A sei giorni dal voto delle amministrative lo stato maggiore di Sel, e cioè la vecchia Sinistra ecologia e libertà, si presenta a ranghi serrati per ribadire il proprio sostegno al candidato di Sinistra per Roma Stefano Fassina. Accanto lui ci sono Nicola Fratoianni e Paolo Cento: «In queste ore ci giochiamo la possibilità di andare al ballottaggio. E Sel è impegnata con tutte le sue forze». Il candidato ricambia: «Riconosco il valore del lavoro che Sel ha svolto nella scorsa sindacatura: Sel è il pilastro del cammino che stiamo facendo tutti insieme». Davanti a loro, nelle prime file della sala conferenze dell’Hotel Nazionale, a un passo da Montecitorio, si accalcano in tanti, dal vicepresidente della Regione Lazio Massimiliano Smeriglio all’ex capogruppo capitolino Gianluca Peciola, ai parlamentari Loredana De Petris e Filiberto Zaratti, al capogruppo alla camera Arturo Scotto.

Dovrebbe essere una non-notizia, quella di un candidato sostenuto dal partito che lo ha proposto. Ma le discussioni che nei giorni scorsi hanno attraversato quest’area hanno consigliato una nuova sottolineatura unitaria all’indirizzo dell’elettore della sinistra romana. Sel, partito in via di dismissione (il tesseramento è stato sospeso e deviato, almeno in teoria, su Sinistra italiana; il suo presidente Nichi Vendola ha fatto un passo indietro ed è fisicamente in un altro continente), è un marchio che in città ha un suo seguito; e sessantatremila voti allo scorso giro, nel 2013.

Fassina riconosce il valore e però spiega che in questi mesi di campagna elettorale, da novembre a oggi, ha cercato di riconquistare gli elettori delusi e decisi di non votare.
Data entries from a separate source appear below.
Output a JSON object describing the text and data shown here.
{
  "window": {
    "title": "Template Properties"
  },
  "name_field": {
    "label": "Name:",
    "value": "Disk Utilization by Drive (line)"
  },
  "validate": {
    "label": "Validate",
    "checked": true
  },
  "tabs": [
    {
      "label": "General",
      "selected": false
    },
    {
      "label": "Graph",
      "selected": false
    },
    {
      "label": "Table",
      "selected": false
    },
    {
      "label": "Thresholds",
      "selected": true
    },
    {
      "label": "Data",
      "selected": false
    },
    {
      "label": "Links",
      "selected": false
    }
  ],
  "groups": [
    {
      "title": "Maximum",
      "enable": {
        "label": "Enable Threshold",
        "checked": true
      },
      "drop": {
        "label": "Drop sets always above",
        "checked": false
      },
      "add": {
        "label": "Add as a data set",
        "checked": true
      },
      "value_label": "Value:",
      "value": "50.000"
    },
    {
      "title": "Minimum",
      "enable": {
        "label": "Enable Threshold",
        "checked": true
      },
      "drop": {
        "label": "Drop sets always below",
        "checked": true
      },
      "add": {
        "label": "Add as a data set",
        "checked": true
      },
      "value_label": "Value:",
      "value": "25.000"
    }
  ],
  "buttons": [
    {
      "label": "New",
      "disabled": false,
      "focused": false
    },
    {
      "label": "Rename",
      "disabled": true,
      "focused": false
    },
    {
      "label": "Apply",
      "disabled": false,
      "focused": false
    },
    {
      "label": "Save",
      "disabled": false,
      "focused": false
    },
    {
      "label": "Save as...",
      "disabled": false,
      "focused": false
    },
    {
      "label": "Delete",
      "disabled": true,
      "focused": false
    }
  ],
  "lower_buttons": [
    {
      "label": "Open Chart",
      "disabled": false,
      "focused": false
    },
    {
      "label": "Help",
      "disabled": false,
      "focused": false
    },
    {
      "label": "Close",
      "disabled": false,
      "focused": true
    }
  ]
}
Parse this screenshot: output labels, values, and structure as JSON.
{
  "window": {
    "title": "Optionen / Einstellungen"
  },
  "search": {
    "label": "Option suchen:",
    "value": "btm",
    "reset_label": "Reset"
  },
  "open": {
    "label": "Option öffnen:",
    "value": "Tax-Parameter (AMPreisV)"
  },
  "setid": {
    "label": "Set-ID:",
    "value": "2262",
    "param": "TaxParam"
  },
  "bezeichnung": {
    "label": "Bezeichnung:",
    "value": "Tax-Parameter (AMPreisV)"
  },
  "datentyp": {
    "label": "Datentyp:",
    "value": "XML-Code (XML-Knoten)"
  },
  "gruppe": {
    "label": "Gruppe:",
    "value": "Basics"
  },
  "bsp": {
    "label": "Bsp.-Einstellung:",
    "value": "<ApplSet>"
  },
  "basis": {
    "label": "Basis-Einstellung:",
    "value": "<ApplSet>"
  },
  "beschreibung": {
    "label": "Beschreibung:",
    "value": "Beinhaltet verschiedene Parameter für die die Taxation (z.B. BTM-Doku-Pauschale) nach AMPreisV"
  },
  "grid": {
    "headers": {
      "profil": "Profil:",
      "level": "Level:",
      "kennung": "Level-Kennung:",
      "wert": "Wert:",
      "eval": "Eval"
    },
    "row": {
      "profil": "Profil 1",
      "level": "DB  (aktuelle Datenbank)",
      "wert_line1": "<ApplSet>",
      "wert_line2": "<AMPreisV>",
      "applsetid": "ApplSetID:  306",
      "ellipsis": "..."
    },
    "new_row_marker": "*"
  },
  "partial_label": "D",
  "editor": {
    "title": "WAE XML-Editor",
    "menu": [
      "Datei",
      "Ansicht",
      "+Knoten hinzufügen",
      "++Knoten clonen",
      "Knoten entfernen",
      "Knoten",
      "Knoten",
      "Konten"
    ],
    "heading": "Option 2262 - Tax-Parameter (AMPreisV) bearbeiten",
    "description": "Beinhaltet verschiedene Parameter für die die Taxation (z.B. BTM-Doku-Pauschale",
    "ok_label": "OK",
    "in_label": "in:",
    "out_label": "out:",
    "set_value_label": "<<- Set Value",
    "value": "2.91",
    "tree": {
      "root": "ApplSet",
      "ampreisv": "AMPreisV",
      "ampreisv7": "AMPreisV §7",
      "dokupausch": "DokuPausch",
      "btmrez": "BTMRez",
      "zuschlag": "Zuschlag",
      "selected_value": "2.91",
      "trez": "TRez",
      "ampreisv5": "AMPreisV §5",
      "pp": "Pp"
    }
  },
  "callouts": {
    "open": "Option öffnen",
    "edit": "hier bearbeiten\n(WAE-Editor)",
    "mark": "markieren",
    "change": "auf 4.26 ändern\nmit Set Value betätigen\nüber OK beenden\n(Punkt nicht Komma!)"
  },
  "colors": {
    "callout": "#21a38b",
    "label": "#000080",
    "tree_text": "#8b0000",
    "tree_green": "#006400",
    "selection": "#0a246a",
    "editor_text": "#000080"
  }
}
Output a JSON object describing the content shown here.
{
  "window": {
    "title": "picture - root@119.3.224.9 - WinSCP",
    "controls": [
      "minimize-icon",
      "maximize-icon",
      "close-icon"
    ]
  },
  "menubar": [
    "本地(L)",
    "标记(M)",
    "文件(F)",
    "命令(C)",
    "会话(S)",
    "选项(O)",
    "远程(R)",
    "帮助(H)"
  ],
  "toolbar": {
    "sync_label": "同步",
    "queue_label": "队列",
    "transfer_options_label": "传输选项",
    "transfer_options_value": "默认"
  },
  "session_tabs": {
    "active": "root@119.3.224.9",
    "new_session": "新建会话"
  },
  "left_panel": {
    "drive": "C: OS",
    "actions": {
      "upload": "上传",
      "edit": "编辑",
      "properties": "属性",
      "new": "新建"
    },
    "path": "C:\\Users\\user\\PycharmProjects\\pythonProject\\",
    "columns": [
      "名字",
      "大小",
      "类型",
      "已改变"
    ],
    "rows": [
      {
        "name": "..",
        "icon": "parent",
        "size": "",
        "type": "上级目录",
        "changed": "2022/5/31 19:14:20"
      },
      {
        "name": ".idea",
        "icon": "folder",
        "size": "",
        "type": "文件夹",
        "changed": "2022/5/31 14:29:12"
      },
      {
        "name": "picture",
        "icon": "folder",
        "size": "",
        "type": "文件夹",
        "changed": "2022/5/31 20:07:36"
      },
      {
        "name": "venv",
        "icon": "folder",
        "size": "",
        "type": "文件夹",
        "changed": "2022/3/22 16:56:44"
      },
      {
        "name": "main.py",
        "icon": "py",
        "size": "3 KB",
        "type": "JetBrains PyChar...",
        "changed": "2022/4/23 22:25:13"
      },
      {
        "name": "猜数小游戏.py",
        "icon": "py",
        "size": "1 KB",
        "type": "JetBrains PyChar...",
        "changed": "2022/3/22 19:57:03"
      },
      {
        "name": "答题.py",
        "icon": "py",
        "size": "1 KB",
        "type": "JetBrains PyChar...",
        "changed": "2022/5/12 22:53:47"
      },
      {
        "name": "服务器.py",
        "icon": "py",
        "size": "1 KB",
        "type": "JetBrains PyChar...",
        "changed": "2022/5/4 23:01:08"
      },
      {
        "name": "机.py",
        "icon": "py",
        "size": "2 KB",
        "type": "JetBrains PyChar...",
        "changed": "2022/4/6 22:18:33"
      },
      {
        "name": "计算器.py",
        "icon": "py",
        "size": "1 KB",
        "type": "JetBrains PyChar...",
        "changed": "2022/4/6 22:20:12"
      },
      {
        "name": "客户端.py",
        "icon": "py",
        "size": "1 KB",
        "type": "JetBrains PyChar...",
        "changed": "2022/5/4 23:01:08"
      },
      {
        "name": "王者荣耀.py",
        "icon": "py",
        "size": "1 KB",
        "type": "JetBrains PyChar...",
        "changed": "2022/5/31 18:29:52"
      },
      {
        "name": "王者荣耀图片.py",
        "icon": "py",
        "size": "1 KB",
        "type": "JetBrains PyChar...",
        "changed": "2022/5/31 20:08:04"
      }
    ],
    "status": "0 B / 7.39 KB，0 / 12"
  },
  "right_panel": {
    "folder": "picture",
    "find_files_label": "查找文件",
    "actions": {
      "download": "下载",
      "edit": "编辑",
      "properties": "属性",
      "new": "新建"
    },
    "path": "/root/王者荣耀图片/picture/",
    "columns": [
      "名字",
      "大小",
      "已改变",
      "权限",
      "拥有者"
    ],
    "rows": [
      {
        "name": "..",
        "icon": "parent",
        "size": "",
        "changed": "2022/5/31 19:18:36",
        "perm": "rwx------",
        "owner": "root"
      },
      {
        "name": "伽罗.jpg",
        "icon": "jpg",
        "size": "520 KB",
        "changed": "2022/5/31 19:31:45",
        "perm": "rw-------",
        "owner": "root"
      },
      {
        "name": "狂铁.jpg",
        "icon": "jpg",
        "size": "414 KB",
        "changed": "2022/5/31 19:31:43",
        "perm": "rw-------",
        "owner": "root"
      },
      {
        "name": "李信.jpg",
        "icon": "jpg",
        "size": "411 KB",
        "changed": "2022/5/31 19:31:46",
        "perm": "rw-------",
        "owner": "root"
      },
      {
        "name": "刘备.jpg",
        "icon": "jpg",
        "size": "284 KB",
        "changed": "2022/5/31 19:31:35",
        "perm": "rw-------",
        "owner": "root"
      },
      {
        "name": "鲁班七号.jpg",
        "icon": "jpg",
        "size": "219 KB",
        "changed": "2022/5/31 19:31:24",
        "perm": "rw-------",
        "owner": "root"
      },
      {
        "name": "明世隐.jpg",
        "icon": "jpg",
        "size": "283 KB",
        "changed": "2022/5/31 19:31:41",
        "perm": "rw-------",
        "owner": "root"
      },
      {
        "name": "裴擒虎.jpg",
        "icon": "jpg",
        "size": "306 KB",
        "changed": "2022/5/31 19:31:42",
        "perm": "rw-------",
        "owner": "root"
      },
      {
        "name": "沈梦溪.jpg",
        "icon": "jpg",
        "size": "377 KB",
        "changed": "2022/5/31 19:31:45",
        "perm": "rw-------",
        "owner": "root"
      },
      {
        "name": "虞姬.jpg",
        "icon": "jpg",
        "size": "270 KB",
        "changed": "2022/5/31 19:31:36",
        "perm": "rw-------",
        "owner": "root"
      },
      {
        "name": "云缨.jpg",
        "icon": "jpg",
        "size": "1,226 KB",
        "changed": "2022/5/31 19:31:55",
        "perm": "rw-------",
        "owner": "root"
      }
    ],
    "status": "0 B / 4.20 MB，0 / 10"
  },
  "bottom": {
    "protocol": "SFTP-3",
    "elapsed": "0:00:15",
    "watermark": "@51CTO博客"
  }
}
Chiuderà la campagna venerdì 3 a Centocelle, in piazza delle Gardenie, periferia roman,a «un luogo simbolo della città che vorremmo mettere al centro». Al suo fianco ci sarà Fratoianni, il più alto in carica di Sel. Il giorno prima, il 2 giugno, in 150 piazze la lista Sinistra per Roma distribuirà la Costituzione, per celebrare la festa della Repubblica e per ricordare all’elettore che questa sinistra ora cerca di sconfiggere il renzismo nelle città e poi si batterà per il no al referendum costituzionale, a ottobre, la madre di tutte le battaglie.

Intanto però ci sono le amministrative. «Il centrosinistra conosciuto negli ultimi 25 anni è finito perché il governo Renzi ha scelto un’altra strada», spiega Fassina all’Ansa. E rimanda al mittente gli appelli al voto utile di provenienza dem: «Ero disponibile alla candidatura civica proposta da Tocci (senatore Pd, ndr), ma il Pd non ha voluto, lo ricordo a chi ora in difficoltà fa appelli all’unità», dunque «se siamo al pericolo che Roma finisca in mano alla destra la responsabilità è di chi ha mandato i consiglieri comunali Pd dal notaio assieme a quelli del centrodestra» per mandare a casa Ignazio Marino. Quanto ai 5 stelle «ci sono punti di contatto, ma anche punti di distanza. Raggi (la candidata, ndr) cammina su un filo di minimalismo ambiguo che mi porta a dubitare della loro affidabilità, al di là dei programmi» e tutto questo perché «M5S è attento a non perdere voti a destra».

Insomma, sul ballottaggio Fassina ha imparato a non sbilanciarsi. Gli viene in soccorso Fratoianni: «Perché i giornalisti non fanno la stessa domanda al Pd di Napoli? Se non andrà al ballottaggio voterà per De Magistris o per il centrodestra?».

Comunque vada, sembra scontato che Fassina non indicherà Giachetti. Nella sua area c’è chi la pensa diversamente – e non mancheranno le polemiche – ma lui tira dritto: con il Pd la storia è chiusa. Non solo in Italia, spiega: «Alcune categorie sono superate, è venuto ad esaurimento il secolo socialdemocratico. Non a caso nascono Podemos, Siryza oppure un vecchietto come Corbyn prende la guida del partito laburista britannico». Poi «c’è Sanders che quasi sconfigge la più grande macchina propagandistica del mondo. Le alleanze si definiscono sulla base dei programmi”, spiega, ma quella statunitense sarebbe davvero un’altra storia. Intanto c’è Roma. Stasera su Sky il confronto fra i candidati romani. Fassina ha fatto un esposto all’Agcom per essere stato escluso dal confronto di Canale 5 a «Domenica Live». I sondaggi lo danno dietro il gruppo di testa Raggi-Giachetti-Marchini. Lui non ci crede: «Prometto sorprese».